Août 2016 : quand Offre et Demande Agricole (ODA), cabinet de conseil en gestion du risque des prix agricoles, annonce une récolte française de blé à 28 millions de tonnes, personne n’y croit. Les différentes estimations tablaient sur 37 à 39 Mons T. La suite donnera raison à ODA, avec un recul de la production française de l’ordre de 17 Mons T. par rapport à la campagne précédente.
Février 2017 : alors que la presse agricole se fait l’écho de doutes sur une reprise des cours céréaliers, ODA estime qu’un large faisceau d’indicateurs incite plutôt à l’optimisme.
C’était en tout cas la teneur de la dernière journée régionale d’informations que le cabinet organise périodiquement pour ses adhérents. Le 02 février dernier, le Président d’ODA Groupe, Renaud de Kerpoisson, avait fait le déplacement à Mondonville, dans le nord ouest toulousain, pour faire le point sur les tendances macroéconomiques mondiales et leur impact potentiel sur les marchés des céréales en 2017. Et rappeler quelques fondamentaux qui lui tiennent à cœur.

L’agriculture n’est pas une loterie

Si ODA a perçu très tôt l’ampleur des dégâts de la calamiteuse récolte céréalière de l’an passé, c’est qu’il ne s’appuie pas uniquement sur les chiffres donnés par les différents opérateurs.

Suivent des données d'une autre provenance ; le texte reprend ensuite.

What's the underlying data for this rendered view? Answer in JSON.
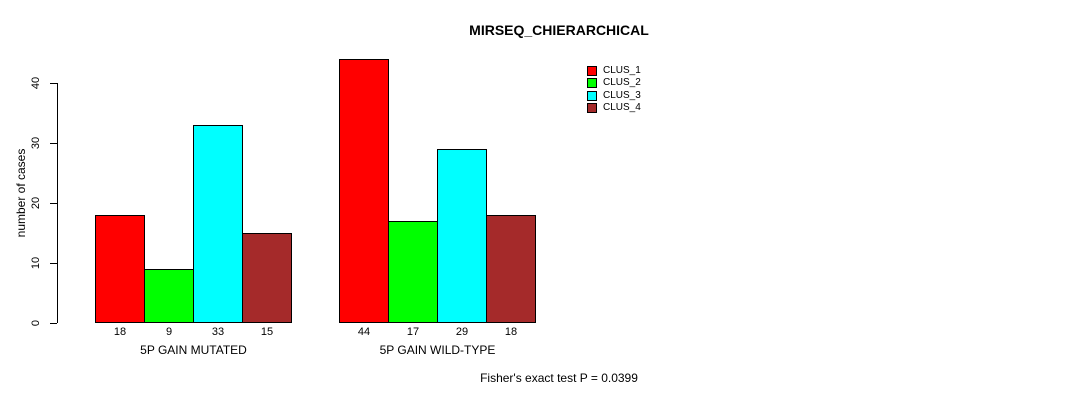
{
  "chart_data": {
    "type": "bar",
    "title": "MIRSEQ_CHIERARCHICAL",
    "ylabel": "number of cases",
    "xlabel": "",
    "categories": [
      "5P GAIN MUTATED",
      "5P GAIN WILD-TYPE"
    ],
    "series": [
      {
        "name": "CLUS_1",
        "color": "#ff0000",
        "values": [
          18,
          44
        ]
      },
      {
        "name": "CLUS_2",
        "color": "#00ff00",
        "values": [
          9,
          17
        ]
      },
      {
        "name": "CLUS_3",
        "color": "#00ffff",
        "values": [
          33,
          29
        ]
      },
      {
        "name": "CLUS_4",
        "color": "#a52a2a",
        "values": [
          15,
          18
        ]
      }
    ],
    "yticks": [
      0,
      10,
      20,
      30,
      40
    ],
    "ylim": [
      0,
      44
    ],
    "bar_value_labels_shown": true,
    "legend_position": "top-right",
    "grid": false,
    "annotation": "Fisher's exact test P = 0.0399"
  }
}
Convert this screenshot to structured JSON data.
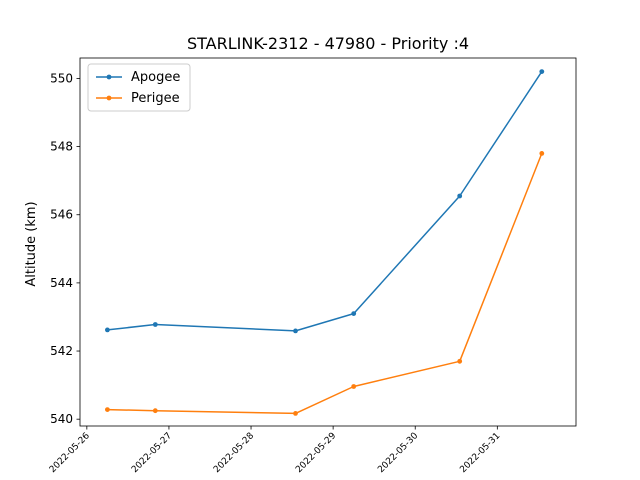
{
  "chart_data": {
    "type": "line",
    "title": "STARLINK-2312 - 47980 - Priority :4",
    "xlabel": "",
    "ylabel": "Altitude (km)",
    "x_ticks": [
      "2022-05-26",
      "2022-05-27",
      "2022-05-28",
      "2022-05-29",
      "2022-05-30",
      "2022-05-31"
    ],
    "y_ticks": [
      540,
      542,
      544,
      546,
      548,
      550
    ],
    "xlim": [
      "2022-05-25T22:00",
      "2022-05-31T23:00"
    ],
    "ylim": [
      539.8,
      550.6
    ],
    "grid": false,
    "legend_position": "top-left",
    "series": [
      {
        "name": "Apogee",
        "color": "#1f77b4",
        "x": [
          "2022-05-26T06:00",
          "2022-05-26T20:00",
          "2022-05-28T13:00",
          "2022-05-29T06:00",
          "2022-05-30T13:00",
          "2022-05-31T13:00"
        ],
        "y": [
          542.62,
          542.78,
          542.59,
          543.1,
          546.55,
          550.2
        ]
      },
      {
        "name": "Perigee",
        "color": "#ff7f0e",
        "x": [
          "2022-05-26T06:00",
          "2022-05-26T20:00",
          "2022-05-28T13:00",
          "2022-05-29T06:00",
          "2022-05-30T13:00",
          "2022-05-31T13:00"
        ],
        "y": [
          540.28,
          540.25,
          540.17,
          540.96,
          541.7,
          547.8
        ]
      }
    ]
  }
}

L’organisme s’appuie, d’un côté,  sur une équipe de recherche installée dans différents pays ou ports stratégiques, et de l’autre, sur son réseau de producteurs adhérents à qui il envoie régulièrement des questionnaires par mail. « Grâce au millier de réponses retournées en juillet 2016, nous avons pu extrapoler et anticiper la chute des rendements céréaliers français, ce qui nous a permis d’adapter notre stratégie de conseil », explique Renaud de Kerpoisson. « Aujourd’hui, qu’on le veuille ou non, les agriculteurs sont des spéculateurs malgré eux. Sauf qu’on leur demande d’investir dans des productions ou des stratégies de commercialisation sans connaître le prix de vente ou les orientations des marchés. C’est un pari très risqué. Qui aurait l’idée de jouer au loto avec son outil de travail ? Il faut donc que les agriculteurs se prennent davantage en main, lèvent le nez de leur tracteur et prennent du recul et de la hauteur. »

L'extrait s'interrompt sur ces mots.